A narrativa presente em Quarenta dias parte de uma espécie de solilóquio da
protagonista, iniciando-se após o retorno de Alice das ruas de Porto Alegre, na capital gaúcha,
onde se pôs a flanar por quarenta dias. Ao se entregar à atitude de escrever, ela se liberta
daquela Alice construída por meio de reminiscências no início do romance; personagem-
inicial desenhada pela personagem-final que, no processo de reconstituição de sua busca,
funde-se à escritora na qual se transformou. Temos aqui a primeira de muitas aproximações
possíveis desta Alice escritora com a escritora que a concebe, Valéria Rezende. São mulheres
escrevendo sobre mulheres; mulheres que se encontram num processo de transformação.
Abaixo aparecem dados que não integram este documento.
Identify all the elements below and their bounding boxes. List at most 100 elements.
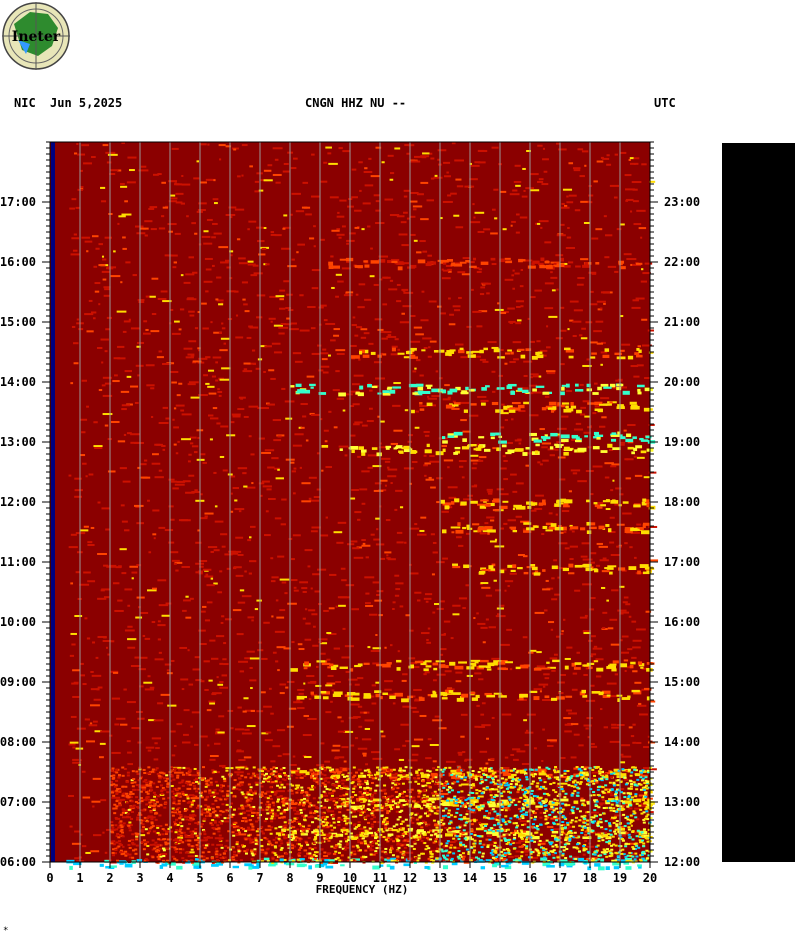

Esta transmutação que ocorre por meio da dialética escritora/personagem-
personagem/escritora é construída por meio da jornada de Alice, ser dual que, ao refletir,
expõe as reflexões da autora do romance. Conforme encontramos em Resende e David,
amparadas nos escritos de Linda Hutcheon (2013), Valéria Rezende “reflete sobre seu fazer
literário ao criar uma metaficção (ficção sobre a ficção), numa postura autoconsciente e
autorreflexiva” (2016, p. 23).
Ao escrever para presentificar sua voz, expondo, no seu caderno, o fazer poético de
Valéria Rezende, Alice conta sua história. Ela indica, por meio de uma narrativa reflexiva e
entrecortada, o processo de privação de sua independência e de perda da sua inclinação à
ação, sucumbindo a uma submissão não somente em relação à filha, mas a tudo e a todos,
assumindo sua inércia. Vemos aqui um processo que vai de uma Postura Ativa (Alice jovem,
mãe-solteira, profissional dedicada e independente) a uma Postura Passiva (Alice aposentada,
futura avó, acomodada, submissa e sem voz).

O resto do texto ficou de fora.